Saturday, December 23, 2006

A carefree time?

click photo to enlarge
Have you noticed how childhood is ending sooner but adulthood is starting later? I'd noticed the first of these trends, but a journalist drew my attention to the second. In recent years I've come across little girls of nine or ten years old who think and dress like teenagers, and scorn the idea of playing with "toys". Boys are not immune from this trend, though they seem to trail the girls by a couple of years. By the same token, there seems to be an increasing number of men who are thirty five going on eighteen! They are living the lifestyle of people half their age, and, what's worse, thinking like them too. It's my feeling that this elongation of youth at the older end affects women less: perhaps it's the responsibilities of motherhood that explain that difference.

There are reasons connected with diet and the earlier onset of puberty that go some way to explaining why children have teenage values earlier. But it wouldn't be happening to the same extent if there weren't societal forces - advertising, popular culture, increasing work hours - entering the equation too. Having spent the last thirty odd years as an educator I've been able to see these changes at first hand, and I have to say that they trouble me. Some would argue that I'm being starry-eyed, harking back to a view of childhood that existed for only a short period in rich countries in the twentieth century. Maybe. But if a period of carefree innocence and joy is possible in a child's life (and I know it's only a dream for some children) what is to be gained by shortening it? As for the later arrival of adulthood, well, I need to think more on that. You may say what's wrong with being young at heart, and I say "nothing - it's to be commended", but you surely need to worry if your mind stops developing and you become a thirty five year old Peter Pan!

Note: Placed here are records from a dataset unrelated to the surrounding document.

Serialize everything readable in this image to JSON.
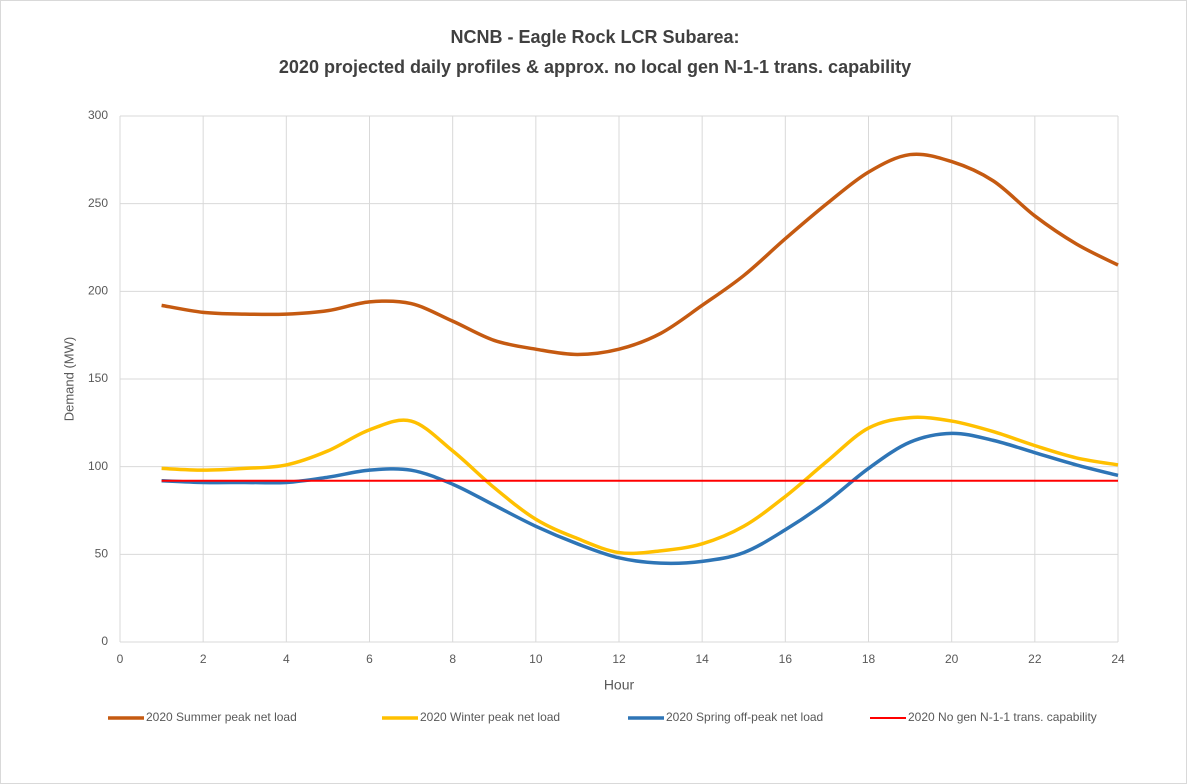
{
  "chart_data": {
    "type": "line",
    "title": "NCNB - Eagle Rock LCR Subarea:",
    "subtitle": "2020 projected daily profiles & approx. no local gen N-1-1 trans. capability",
    "x_label": "Hour",
    "y_label": "Demand (MW)",
    "x": [
      1,
      2,
      3,
      4,
      5,
      6,
      7,
      8,
      9,
      10,
      11,
      12,
      13,
      14,
      15,
      16,
      17,
      18,
      19,
      20,
      21,
      22,
      23,
      24
    ],
    "series": [
      {
        "name": "2020 Summer peak net load",
        "color": "#c55a11",
        "values": [
          192,
          188,
          187,
          187,
          189,
          194,
          193,
          183,
          172,
          167,
          164,
          167,
          176,
          192,
          209,
          230,
          250,
          268,
          278,
          274,
          263,
          243,
          227,
          215
        ]
      },
      {
        "name": "2020 Winter peak net load",
        "color": "#ffc000",
        "values": [
          99,
          98,
          99,
          101,
          109,
          121,
          126,
          109,
          88,
          70,
          59,
          51,
          52,
          56,
          66,
          83,
          103,
          122,
          128,
          126,
          120,
          112,
          105,
          101
        ]
      },
      {
        "name": "2020 Spring off-peak net load",
        "color": "#2e75b6",
        "values": [
          92,
          91,
          91,
          91,
          94,
          98,
          98,
          90,
          78,
          66,
          56,
          48,
          45,
          46,
          51,
          64,
          80,
          99,
          114,
          119,
          115,
          108,
          101,
          95
        ]
      },
      {
        "name": "2020 No gen N-1-1 trans. capability",
        "color": "#ff0000",
        "values": [
          92,
          92,
          92,
          92,
          92,
          92,
          92,
          92,
          92,
          92,
          92,
          92,
          92,
          92,
          92,
          92,
          92,
          92,
          92,
          92,
          92,
          92,
          92,
          92
        ]
      }
    ],
    "xlim": [
      0,
      24
    ],
    "xticks": [
      0,
      2,
      4,
      6,
      8,
      10,
      12,
      14,
      16,
      18,
      20,
      22,
      24
    ],
    "ylim": [
      0,
      300
    ],
    "yticks": [
      0,
      50,
      100,
      150,
      200,
      250,
      300
    ],
    "grid": true,
    "legend": "bottom"
  }
}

The sight of these kids climbing on some pier remains at St Anne's, Lancashire, prompted these thoughts. They were making their own entertainment, and enjoying some of the freedom of youth. Like many piers, the one at St Anne's, built in 1865, suffered from fires. These shortened its length from 914 feet to 600 feet. This decaying structure with its twin tapering iron columns, surmounted by spheres, is all that remains of the seaward tip. I took the photograph in the late afternoon using a long zoom lens at 300mm (35mm equivalent). The camera was set to Aperture Priority (f6.3 at 1/800 sec), with the ISO at 100, and the EV at -0.7.